2. The transmission apparatus according to claim 1, wherein the transmission-pause-time calculation unit calculates the transmission-pause-time by dividing, the amount of data stored in the storage unit in a range between the first threshold value and the second threshold value, by the predetermined transmission speed.

3. The transmission apparatus according to claim 1, further comprising

a corresponding-table storage that stores a pre-prepared corresponding table in which the predetermined transmission speed and the transmission-pause-time are stored in association with each other, wherein

the transmission-pause-time calculation unit calculates the transmission-pause-time using the corresponding table.

4. A transmission system that includes a first external apparatus, and a transmission apparatus configured to receive data from the first external apparatus via a first network, and transmit the received data to a second external apparatus via a second network,

the transmission apparatus including a receiving unit that receives data from the first external apparatus; a storage unit that stores the data received by the receiving unit; a transmission unit that reads out the data stored in the storage unit and transmits the data to the second external apparatus at a predetermined transmission speed; a pause-request-frame generating unit that generates a pause request frame that causes transmission of data from the first external apparatus to stop when an amount of data stored in the storage unit reaches a first threshold value; a transmission-pause-time calculation unit that calculates transmission-pause-time during which the transmission of data from the first external apparatus is stopped, the transmission-pause-time being time during which the transmission unit transmits the data stored in the storage unit to the second external apparatus at the predetermined transmission speed until the amount of data stored in the storage unit is decreased from the first threshold value to a second threshold value which is smaller than the first threshold value; and a pause-request-frame transmission unit that adds the transmission-pause-time calculated by the transmission-pause-time calculation unit to the pause request frame, and transmits the pause request frame to the first external apparatus,

the first external apparatus including a transmission stopping unit that stops transmission of data to the transmission apparatus upon receiving the pause request frame transmitted from the transmission apparatus; and a transmission starting unit that starts transmission of data to the transmission apparatus when the transmission-pause-time, which is added to the pause request frame, elapses.

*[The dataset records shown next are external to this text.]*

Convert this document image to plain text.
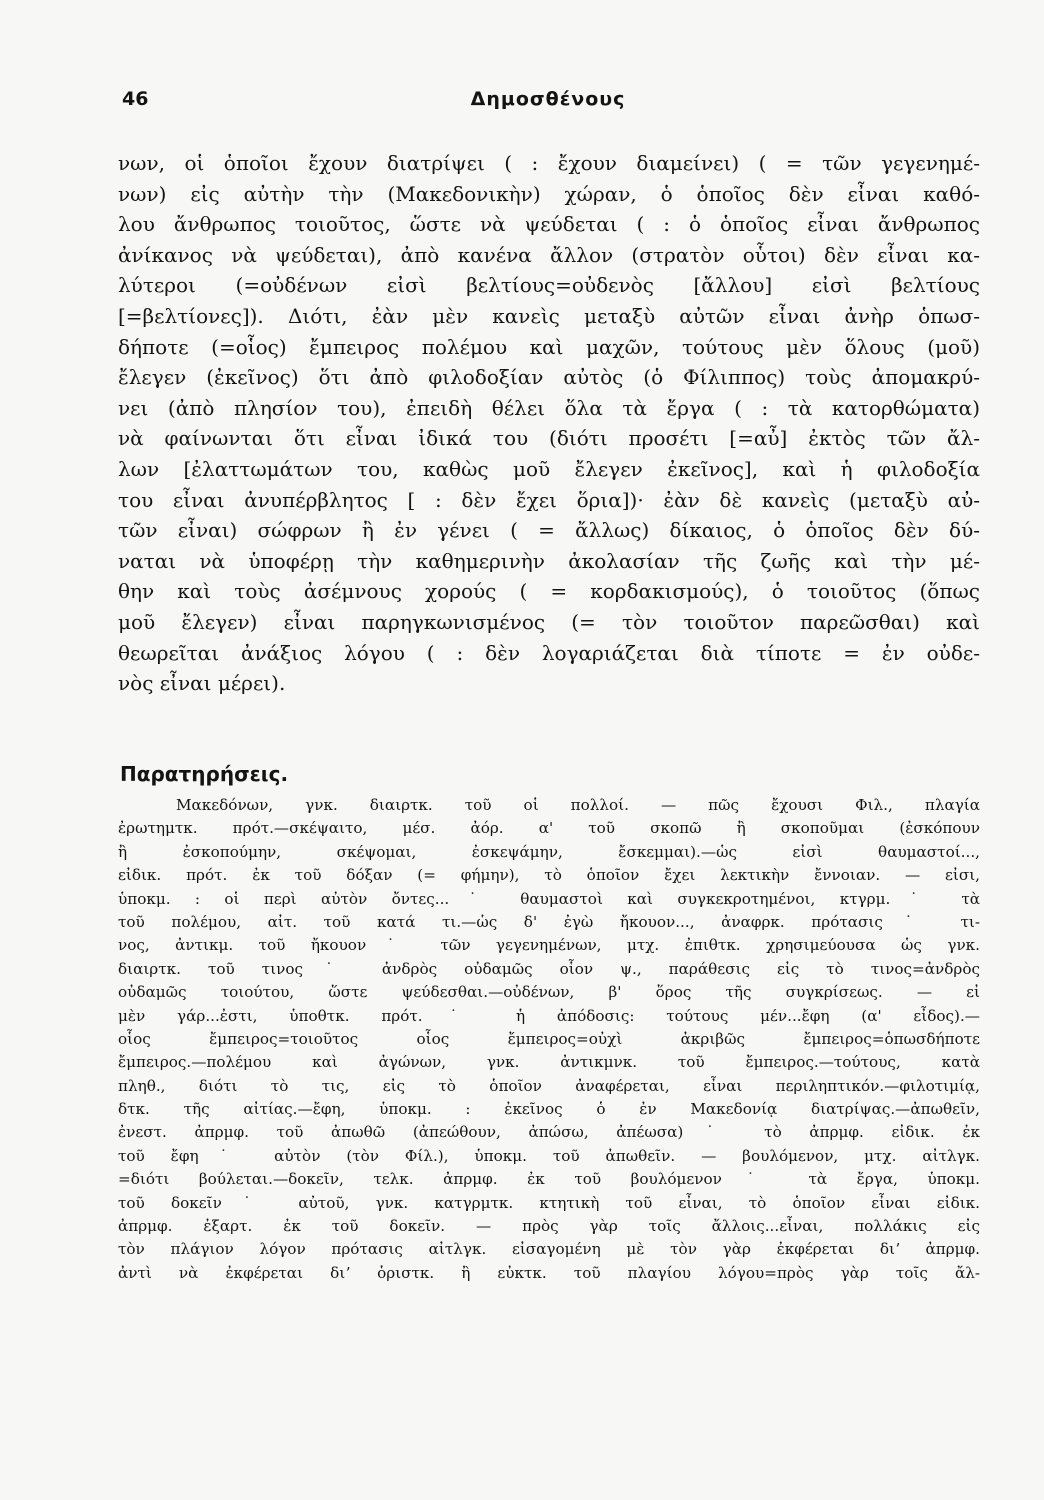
46	Δημοσθένους
νων, οἱ ὁποῖοι ἔχουν διατρίψει ( : ἔχουν διαμείνει) ( = τῶν γεγενημέ-
νων) εἰς αὐτὴν τὴν (Μακεδονικὴν) χώραν, ὁ ὁποῖος δὲν εἶναι καθό-
λου ἄνθρωπος τοιοῦτος, ὥστε νὰ ψεύδεται ( : ὁ ὁποῖος εἶναι ἄνθρωπος
ἀνίκανος νὰ ψεύδεται), ἀπὸ κανένα ἄλλον (στρατὸν οὗτοι) δὲν εἶναι κα-
λύτεροι (=οὐδένων εἰσὶ βελτίους=οὐδενὸς [ἄλλου] εἰσὶ βελτίους
[=βελτίονες]). Διότι, ἐὰν μὲν κανεὶς μεταξὺ αὐτῶν εἶναι ἀνὴρ ὁπωσ-
δήποτε (=οἷος) ἔμπειρος πολέμου καὶ μαχῶν, τούτους μὲν ὅλους (μοῦ)
ἔλεγεν (ἐκεῖνος) ὅτι ἀπὸ φιλοδοξίαν αὐτὸς (ὁ Φίλιππος) τοὺς ἀπομακρύ-
νει (ἀπὸ πλησίον του), ἐπειδὴ θέλει ὅλα τὰ ἔργα ( : τὰ κατορθώματα)
νὰ φαίνωνται ὅτι εἶναι ἰδικά του (διότι προσέτι [=αὖ] ἐκτὸς τῶν ἄλ-
λων [ἐλαττωμάτων του, καθὼς μοῦ ἔλεγεν ἐκεῖνος], καὶ ἡ φιλοδοξία
του εἶναι ἀνυπέρβλητος [ : δὲν ἔχει ὅρια])· ἐὰν δὲ κανεὶς (μεταξὺ αὐ-
τῶν εἶναι) σώφρων ἢ ἐν γένει ( = ἄλλως) δίκαιος, ὁ ὁποῖος δὲν δύ-
ναται νὰ ὑποφέρῃ τὴν καθημερινὴν ἀκολασίαν τῆς ζωῆς καὶ τὴν μέ-
θην καὶ τοὺς ἀσέμνους χορούς ( = κορδακισμούς), ὁ τοιοῦτος (ὅπως
μοῦ ἔλεγεν) εἶναι παρηγκωνισμένος (= τὸν τοιοῦτον παρεῶσθαι) καὶ
θεωρεῖται ἀνάξιος λόγου ( : δὲν λογαριάζεται διὰ τίποτε = ἐν οὐδε-
νὸς εἶναι μέρει).
Παρατηρήσεις.
Μακεδόνων, γνκ. διαιρτκ. τοῦ οἱ πολλοί. — πῶς ἔχουσι Φιλ., πλαγία
ἐρωτημτκ. πρότ.—σκέψαιτο, μέσ. ἀόρ. α' τοῦ σκοπῶ ἢ σκοποῦμαι (ἐσκόπουν
ἢ ἐσκοπούμην, σκέψομαι, ἐσκεψάμην, ἔσκεμμαι).—ὡς εἰσὶ θαυμαστοί...,
εἰδικ. πρότ. ἐκ τοῦ δόξαν (= φήμην), τὸ ὁποῖον ἔχει λεκτικὴν ἔννοιαν. — εἰσι,
ὑποκμ. : οἱ περὶ αὐτὸν ὄντες...˙ θαυμαστοὶ καὶ συγκεκροτημένοι, κτγρμ.˙ τὰ
τοῦ πολέμου, αἰτ. τοῦ κατά τι.—ὡς δ' ἐγὼ ἤκουον..., ἀναφρκ. πρότασις˙ τι-
νος, ἀντικμ. τοῦ ἤκουον˙ τῶν γεγενημένων, μτχ. ἐπιθτκ. χρησιμεύουσα ὡς γνκ.
διαιρτκ. τοῦ τινος˙ ἀνδρὸς οὐδαμῶς οἷον ψ., παράθεσις εἰς τὸ τινος=ἀνδρὸς
οὐδαμῶς τοιούτου, ὥστε ψεύδεσθαι.—οὐδένων, β' ὅρος τῆς συγκρίσεως. — εἰ
μὲν γάρ...ἐστι, ὑποθτκ. πρότ.˙ ἡ ἀπόδοσις: τούτους μέν...ἔφη (α' εἶδος).—
οἷος ἔμπειρος=τοιοῦτος οἷος ἔμπειρος=οὐχὶ ἀκριβῶς ἔμπειρος=ὁπωσδήποτε
ἔμπειρος.—πολέμου καὶ ἀγώνων, γνκ. ἀντικμνκ. τοῦ ἔμπειρος.—τούτους, κατὰ
πληθ., διότι τὸ τις, εἰς τὸ ὁποῖον ἀναφέρεται, εἶναι περιληπτικόν.—φιλοτιμίᾳ,
δτκ. τῆς αἰτίας.—ἔφη, ὑποκμ. : ἐκεῖνος ὁ ἐν Μακεδονίᾳ διατρίψας.—ἀπωθεῖν,
ἐνεστ. ἀπρμφ. τοῦ ἀπωθῶ (ἀπεώθουν, ἀπώσω, ἀπέωσα)˙ τὸ ἀπρμφ. εἰδικ. ἐκ
τοῦ ἔφη˙ αὐτὸν (τὸν Φίλ.), ὑποκμ. τοῦ ἀπωθεῖν. — βουλόμενον, μτχ. αἰτλγκ.
=διότι βούλεται.—δοκεῖν, τελκ. ἀπρμφ. ἐκ τοῦ βουλόμενον˙ τὰ ἔργα, ὑποκμ.
τοῦ δοκεῖν˙ αὐτοῦ, γνκ. κατγρμτκ. κτητικὴ τοῦ εἶναι, τὸ ὁποῖον εἶναι εἰδικ.
ἀπρμφ. ἐξαρτ. ἐκ τοῦ δοκεῖν. — πρὸς γὰρ τοῖς ἄλλοις...εἶναι, πολλάκις εἰς
τὸν πλάγιον λόγον πρότασις αἰτλγκ. εἰσαγομένη μὲ τὸν γὰρ ἐκφέρεται διʼ ἀπρμφ.
ἀντὶ νὰ ἐκφέρεται διʼ ὁριστκ. ἢ εὐκτκ. τοῦ πλαγίου λόγου=πρὸς γὰρ τοῖς ἄλ-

5. A method for transmitting data received from a first external apparatus via a first network to a second external apparatus via a second network, comprising:

receiving data from the first external apparatus;

storing the data received in the receiving in a storage unit;

reading out the data stored in the storage unit and transmitting at a predetermined transmission speed to the second external apparatus;

generating a pause request frame which causes transmission of data from the first external apparatus to stop when an amount of data stored in the storage unit reaches a first threshold value;

calculating a transmission-pause-time during which the transmission of data from the first external apparatus is stopped, the transmission-pause-time being time during which the data stored in the storage unit is transmitted to the second external apparatus at the predetermined transmission speed in the transmitting until the amount of data stored in the storage unit is decreased from the first threshold value to a second threshold value which is smaller than the first threshold value; and

adding the transmission-pause-time calculated in the calculating to the pause request frame, and transmitting the pause request frame to the first external apparatus.